Although I use a toothpaste and mouthwash with fluoride, I spit them out. Swallowing it every day as part of Huel is a different thing, though. It seems like a rather fundamental mistake to make.


Hi folks. Thanks for the feeback so far on V2.0; I’ll respond to the points above tomorrow.


Marcus, alexbraidwood - remember that the dose makes the poison.

If you have a day’s worth of Huel, you’ll have had less than 1mg of fluoride. The lethal dose is over 5000 times as high!

Keep in mind that fluoride is added to tap water, and that at those doses it’s a safe and effective way to significantly improve oral health. And among the scientific community, there isn’t any controversy about it.

So this really isn’t anything to worry about. Not drinking Huel because of its fluoride content would be akin to not eating apples because of their cyanide content, or not eating pears because of their formaldehyde content!

Thanks for the feedback; we’ve implemented these changes as positive steps listening to feedback from Huelers as well as looking at optimising the Huel formula.


  1. There should be no issues

  2. Yes – thanks for pointing that out; we’ll get it changed

  3. Correct. We have better data and we’ve changed the main ingredient ratios; requirements are met naturally.

  4. As you may know, salt intake is based on sodium content and we have to list the levels as ‘salt’. We felt the sodium level needed boosting as previously it was below the EU amount. This level of ‘salt’ reflects the inclusion of sea salt, sodium naturally occurring from the main ingredients and inclusion from the vitamin & mineral blend

  5. We changed the source of vitamin B12 due to methylcobalamine being much preferred to cyanocobalamine. The study you reference is looking at treating deficiency; what sort of B12 deficiency? There’s also no reference as to how they came to the conclusion.

Re sodium fluoride – we felt that for Huel to be ‘nutritionally complete’, it should contain fluoride. Comments noted on the controversy about fluoride, though: we are already aware of these discussions.

Not at all; despite the cost, the inclusion level is low.

Sorry that you’re disappointed with this change; I actually felt this would be one of the improvements people would be most pleased about. Thanks also for your link. However, comments there are mainly anecdotal and the references cited refer only in part to forms of B12 and are referring to pernicious anaemia. Nevertheless, I do wish to read them fully and come back to you more thoroughly on this point; so please would you guys bear with me on this? It’s good to be questioned, although knowing I’m under scrutiny means I want to cover everything.

I can assure you all, though, in the meantime, that requirements are met at amounts included in Huel V2.0.

Thanks, guys for now. While I’m coming back on the B12 issues, in the meantime, are there any other queries on other aspects of Huel 2.0?


Thanks for the detailed response!

My disappointment wasn’t with the fact that you’re using methylcobalamin per se, but that you’re using it at such a low dose - the evidence that this is enough just isn’t there.
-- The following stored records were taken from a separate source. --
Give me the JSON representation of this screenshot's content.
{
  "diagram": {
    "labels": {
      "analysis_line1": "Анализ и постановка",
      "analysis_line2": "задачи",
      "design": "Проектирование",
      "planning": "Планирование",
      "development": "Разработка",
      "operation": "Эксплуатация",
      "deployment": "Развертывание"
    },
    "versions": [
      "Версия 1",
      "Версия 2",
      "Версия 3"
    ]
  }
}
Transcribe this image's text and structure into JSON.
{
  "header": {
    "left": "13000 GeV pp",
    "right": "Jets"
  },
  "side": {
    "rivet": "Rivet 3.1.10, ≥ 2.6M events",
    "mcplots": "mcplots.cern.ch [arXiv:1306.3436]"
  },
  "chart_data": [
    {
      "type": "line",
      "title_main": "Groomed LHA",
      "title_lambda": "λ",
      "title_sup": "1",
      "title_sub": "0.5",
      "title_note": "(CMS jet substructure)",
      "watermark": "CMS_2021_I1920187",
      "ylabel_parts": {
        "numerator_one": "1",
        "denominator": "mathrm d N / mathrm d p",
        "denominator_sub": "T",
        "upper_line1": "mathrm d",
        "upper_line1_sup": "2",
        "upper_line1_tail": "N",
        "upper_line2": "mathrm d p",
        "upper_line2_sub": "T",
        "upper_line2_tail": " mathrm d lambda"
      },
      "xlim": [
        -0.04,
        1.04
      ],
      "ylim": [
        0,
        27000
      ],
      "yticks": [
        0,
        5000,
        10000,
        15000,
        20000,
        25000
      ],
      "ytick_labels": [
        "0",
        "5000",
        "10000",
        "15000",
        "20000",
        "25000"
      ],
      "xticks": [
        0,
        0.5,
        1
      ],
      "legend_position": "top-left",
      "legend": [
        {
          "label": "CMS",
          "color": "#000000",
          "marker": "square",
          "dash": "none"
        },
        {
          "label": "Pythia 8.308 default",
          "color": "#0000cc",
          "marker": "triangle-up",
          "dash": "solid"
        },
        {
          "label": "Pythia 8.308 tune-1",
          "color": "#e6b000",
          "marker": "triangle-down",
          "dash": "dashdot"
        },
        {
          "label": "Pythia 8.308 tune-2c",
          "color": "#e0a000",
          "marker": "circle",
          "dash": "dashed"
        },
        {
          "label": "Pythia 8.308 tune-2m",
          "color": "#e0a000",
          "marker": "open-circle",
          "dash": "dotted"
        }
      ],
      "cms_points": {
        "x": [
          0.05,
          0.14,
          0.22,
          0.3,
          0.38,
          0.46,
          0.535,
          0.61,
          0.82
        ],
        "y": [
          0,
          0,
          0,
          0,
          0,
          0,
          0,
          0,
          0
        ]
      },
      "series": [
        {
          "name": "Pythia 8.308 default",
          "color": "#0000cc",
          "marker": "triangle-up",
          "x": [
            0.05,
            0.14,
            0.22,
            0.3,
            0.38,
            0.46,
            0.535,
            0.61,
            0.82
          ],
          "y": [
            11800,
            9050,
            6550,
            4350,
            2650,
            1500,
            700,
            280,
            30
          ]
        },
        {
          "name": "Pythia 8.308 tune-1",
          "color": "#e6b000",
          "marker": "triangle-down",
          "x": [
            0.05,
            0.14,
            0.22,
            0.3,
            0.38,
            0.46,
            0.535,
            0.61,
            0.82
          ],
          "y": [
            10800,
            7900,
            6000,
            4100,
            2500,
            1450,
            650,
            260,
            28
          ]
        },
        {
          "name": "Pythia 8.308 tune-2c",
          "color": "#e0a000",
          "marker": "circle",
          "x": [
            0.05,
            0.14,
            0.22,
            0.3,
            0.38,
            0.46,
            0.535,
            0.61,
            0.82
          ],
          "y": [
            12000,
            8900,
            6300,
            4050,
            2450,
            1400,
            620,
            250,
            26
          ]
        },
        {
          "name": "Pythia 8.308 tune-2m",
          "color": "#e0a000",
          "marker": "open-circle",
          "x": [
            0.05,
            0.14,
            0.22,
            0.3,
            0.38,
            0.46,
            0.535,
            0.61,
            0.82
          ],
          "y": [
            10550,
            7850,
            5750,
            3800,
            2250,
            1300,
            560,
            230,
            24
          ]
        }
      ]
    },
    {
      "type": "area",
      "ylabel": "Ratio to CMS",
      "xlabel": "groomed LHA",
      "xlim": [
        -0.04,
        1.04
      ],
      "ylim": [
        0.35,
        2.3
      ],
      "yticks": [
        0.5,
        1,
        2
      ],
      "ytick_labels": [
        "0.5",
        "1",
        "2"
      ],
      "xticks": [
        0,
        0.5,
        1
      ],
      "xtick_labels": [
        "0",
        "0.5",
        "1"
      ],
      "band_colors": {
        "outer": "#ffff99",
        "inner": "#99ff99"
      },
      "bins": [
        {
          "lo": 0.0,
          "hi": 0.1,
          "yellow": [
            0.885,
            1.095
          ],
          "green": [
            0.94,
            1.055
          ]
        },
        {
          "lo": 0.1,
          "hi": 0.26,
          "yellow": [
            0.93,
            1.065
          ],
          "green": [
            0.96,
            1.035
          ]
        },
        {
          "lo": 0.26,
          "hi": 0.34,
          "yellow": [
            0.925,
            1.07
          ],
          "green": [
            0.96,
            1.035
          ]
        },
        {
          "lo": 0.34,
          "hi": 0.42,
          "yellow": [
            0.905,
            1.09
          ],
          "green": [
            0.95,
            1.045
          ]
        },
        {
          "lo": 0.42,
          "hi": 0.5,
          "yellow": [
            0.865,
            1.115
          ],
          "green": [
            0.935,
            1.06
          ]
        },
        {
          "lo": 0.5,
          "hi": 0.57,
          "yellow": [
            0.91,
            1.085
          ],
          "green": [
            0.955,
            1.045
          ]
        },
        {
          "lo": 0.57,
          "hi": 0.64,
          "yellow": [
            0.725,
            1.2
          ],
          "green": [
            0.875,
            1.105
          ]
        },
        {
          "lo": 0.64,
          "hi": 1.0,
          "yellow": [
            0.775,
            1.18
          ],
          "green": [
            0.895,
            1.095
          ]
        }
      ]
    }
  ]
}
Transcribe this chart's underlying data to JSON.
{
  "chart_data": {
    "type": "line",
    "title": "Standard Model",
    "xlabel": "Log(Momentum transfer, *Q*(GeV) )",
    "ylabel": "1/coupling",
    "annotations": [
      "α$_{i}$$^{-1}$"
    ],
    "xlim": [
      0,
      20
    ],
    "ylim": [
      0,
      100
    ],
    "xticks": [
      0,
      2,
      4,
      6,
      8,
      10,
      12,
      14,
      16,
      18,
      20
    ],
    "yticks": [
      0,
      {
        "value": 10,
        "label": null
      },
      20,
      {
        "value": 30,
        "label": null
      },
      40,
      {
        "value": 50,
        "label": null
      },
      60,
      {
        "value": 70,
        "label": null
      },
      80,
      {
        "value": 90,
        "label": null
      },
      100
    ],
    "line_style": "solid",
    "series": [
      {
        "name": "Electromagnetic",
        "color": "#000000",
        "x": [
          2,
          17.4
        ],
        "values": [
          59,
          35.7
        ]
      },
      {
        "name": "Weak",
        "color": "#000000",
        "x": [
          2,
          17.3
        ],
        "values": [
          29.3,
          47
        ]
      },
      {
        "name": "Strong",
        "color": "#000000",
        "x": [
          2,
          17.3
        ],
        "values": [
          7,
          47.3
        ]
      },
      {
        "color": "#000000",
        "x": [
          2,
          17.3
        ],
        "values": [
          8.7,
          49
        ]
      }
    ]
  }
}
Given the importance of B12, this strikes me as a bit imprudent.

"However, comments there are mainly anecdotal"
Exactly - methylcobalamin just hasn’t been studied as well as cyanocobalamin, and this is what I find a bit worrying.

However, I realise that, as humans, we are far more likely to criticise than to praise. I haven’t tasted this new version, but as far as I can tell, the rest of the changes look amazing!